Saturday, January 08, 2005

Taller, Wider

I love this poem. It might be one of my favorites:

Taller, Wider

What is it I feel: this odd fusion
of elation and sadness that makes me
stop weeding and stand this way, hands
on hips, knee-deep in lavendar?

The air, zealous with aromas
and swirls of bees, lisps in the breeze.
The willow I planted by the pond
five years ago in May, no longer

needs that stake I hammered
deep in the dense, moist clay. It sways,
strokes the water with nimble limbs,
and will grow fuller still--taller, wider.

Bouncing off the granite
back of Sainte-Victoire, the dull
timbre of church bells.
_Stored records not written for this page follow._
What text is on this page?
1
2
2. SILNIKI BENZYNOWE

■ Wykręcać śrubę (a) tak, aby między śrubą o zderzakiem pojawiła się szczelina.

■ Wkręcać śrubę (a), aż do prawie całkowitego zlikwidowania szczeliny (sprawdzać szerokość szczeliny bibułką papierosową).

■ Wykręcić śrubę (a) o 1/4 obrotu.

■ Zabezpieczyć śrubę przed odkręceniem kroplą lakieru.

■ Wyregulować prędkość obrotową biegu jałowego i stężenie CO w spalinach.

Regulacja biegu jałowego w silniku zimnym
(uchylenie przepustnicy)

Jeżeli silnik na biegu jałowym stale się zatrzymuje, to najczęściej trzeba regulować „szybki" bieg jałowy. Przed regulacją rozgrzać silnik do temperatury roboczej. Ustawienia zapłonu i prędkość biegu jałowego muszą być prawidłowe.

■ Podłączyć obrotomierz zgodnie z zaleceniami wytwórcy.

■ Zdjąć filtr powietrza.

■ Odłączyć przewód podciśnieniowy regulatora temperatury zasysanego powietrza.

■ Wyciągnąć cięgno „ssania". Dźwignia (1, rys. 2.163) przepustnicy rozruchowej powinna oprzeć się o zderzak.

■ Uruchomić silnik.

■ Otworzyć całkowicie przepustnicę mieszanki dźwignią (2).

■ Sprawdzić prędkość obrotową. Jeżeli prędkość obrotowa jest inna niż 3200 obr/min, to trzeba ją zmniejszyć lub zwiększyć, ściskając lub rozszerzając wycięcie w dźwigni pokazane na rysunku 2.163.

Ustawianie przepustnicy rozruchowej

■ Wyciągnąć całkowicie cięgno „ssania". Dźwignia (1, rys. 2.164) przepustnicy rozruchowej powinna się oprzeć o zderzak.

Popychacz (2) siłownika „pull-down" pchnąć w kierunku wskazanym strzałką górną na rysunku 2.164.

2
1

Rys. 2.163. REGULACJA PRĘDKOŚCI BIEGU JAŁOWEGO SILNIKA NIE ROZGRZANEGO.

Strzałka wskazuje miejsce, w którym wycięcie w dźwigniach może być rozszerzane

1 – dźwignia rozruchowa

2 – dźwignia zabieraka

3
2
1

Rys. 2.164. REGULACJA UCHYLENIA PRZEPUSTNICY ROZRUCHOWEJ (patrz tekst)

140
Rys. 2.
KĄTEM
A quiet noon.
My hands sting with nettles and dirt.

On my wrist, the bracelet
love locked around it, long ago,
on a winter night. A wilted leaf
now caught between its links--

I leave it there: I am learning happiness.

~Laure-Anne Bosselaar
"Small Gods of Grief"

I'm always hoping to be "learning happiness" this way. I've met Laure-Anne, had dinner with her, and heard her read, and she is such a lovely person. As evidenced in some of her poems, and by talking with her, she has had a tremendous amount of grief in life, and yet, she reminds me that like Joy Gresham told C.S. Lewis, the pain is a part of the happiness.